Rolling shutter (RS) cameras dominate consumer and smartphone markets. Several methods for computing the absolute pose of RS cameras have appeared in the last 20 years, but the relative pose problem has not been fully solved yet. We provide a unified theory for the important class of order-one rolling shutter (RS$_1$) cameras. These cameras generalize the perspective projection to RS cameras, projecting a generic space point to exactly one image point via a rational map. We introduce a new back-projection RS camera model, characterize RS$_1$ cameras, construct explicit parameterizations of such cameras, and determine the image of a space line.
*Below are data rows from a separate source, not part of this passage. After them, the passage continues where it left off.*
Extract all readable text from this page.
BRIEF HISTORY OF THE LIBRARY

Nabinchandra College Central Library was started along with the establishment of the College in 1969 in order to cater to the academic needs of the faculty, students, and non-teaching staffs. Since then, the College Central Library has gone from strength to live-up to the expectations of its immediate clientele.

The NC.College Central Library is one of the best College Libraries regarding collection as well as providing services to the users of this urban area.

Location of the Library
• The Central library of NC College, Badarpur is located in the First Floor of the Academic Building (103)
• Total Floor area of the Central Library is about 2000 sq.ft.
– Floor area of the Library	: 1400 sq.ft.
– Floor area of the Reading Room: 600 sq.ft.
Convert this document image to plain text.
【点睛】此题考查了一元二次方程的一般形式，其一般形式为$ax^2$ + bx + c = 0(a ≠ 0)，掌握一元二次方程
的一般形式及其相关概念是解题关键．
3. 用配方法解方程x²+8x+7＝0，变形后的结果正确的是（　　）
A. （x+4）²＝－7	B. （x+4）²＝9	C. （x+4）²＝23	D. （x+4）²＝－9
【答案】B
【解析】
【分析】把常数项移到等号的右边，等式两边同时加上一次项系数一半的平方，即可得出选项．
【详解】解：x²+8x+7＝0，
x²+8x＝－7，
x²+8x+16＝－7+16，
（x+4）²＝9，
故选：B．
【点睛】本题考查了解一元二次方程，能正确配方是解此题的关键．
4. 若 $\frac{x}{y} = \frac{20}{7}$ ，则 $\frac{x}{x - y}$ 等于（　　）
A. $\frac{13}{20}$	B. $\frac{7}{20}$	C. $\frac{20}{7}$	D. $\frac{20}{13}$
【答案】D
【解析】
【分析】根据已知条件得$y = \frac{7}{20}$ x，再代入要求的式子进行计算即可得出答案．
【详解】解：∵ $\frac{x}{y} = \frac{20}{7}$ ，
We classify all minimal problems for solving the relative camera pose problem with linear RS$_1$ cameras and discover new practical cases. Finally, we show how the theory can be used to explain RS models previously used for absolute pose computation.

翻译：卷帘快门（RS）相机在消费级和智能手机市场中占据主导地位。过去20年间，虽已涌现多种计算RS相机绝对位姿的方法，但其相对位姿问题尚未完全解决。本文针对重要的一阶卷帘快门（RS$_1$）相机类别建立统一理论。该类相机将透视投影推广至RS相机，通过有理映射将空间一般点精确投影为单一像点。我们提出新型反投影RS相机模型，刻画RS$_1$相机的特性，构建其显式参数化方法，并确定空间直线的像。分类了线性RS$_1$相机相对位姿求解的所有最小问题，发现新实用情形。最后，展示该理论如何解释先前用于绝对位姿计算的RS模型。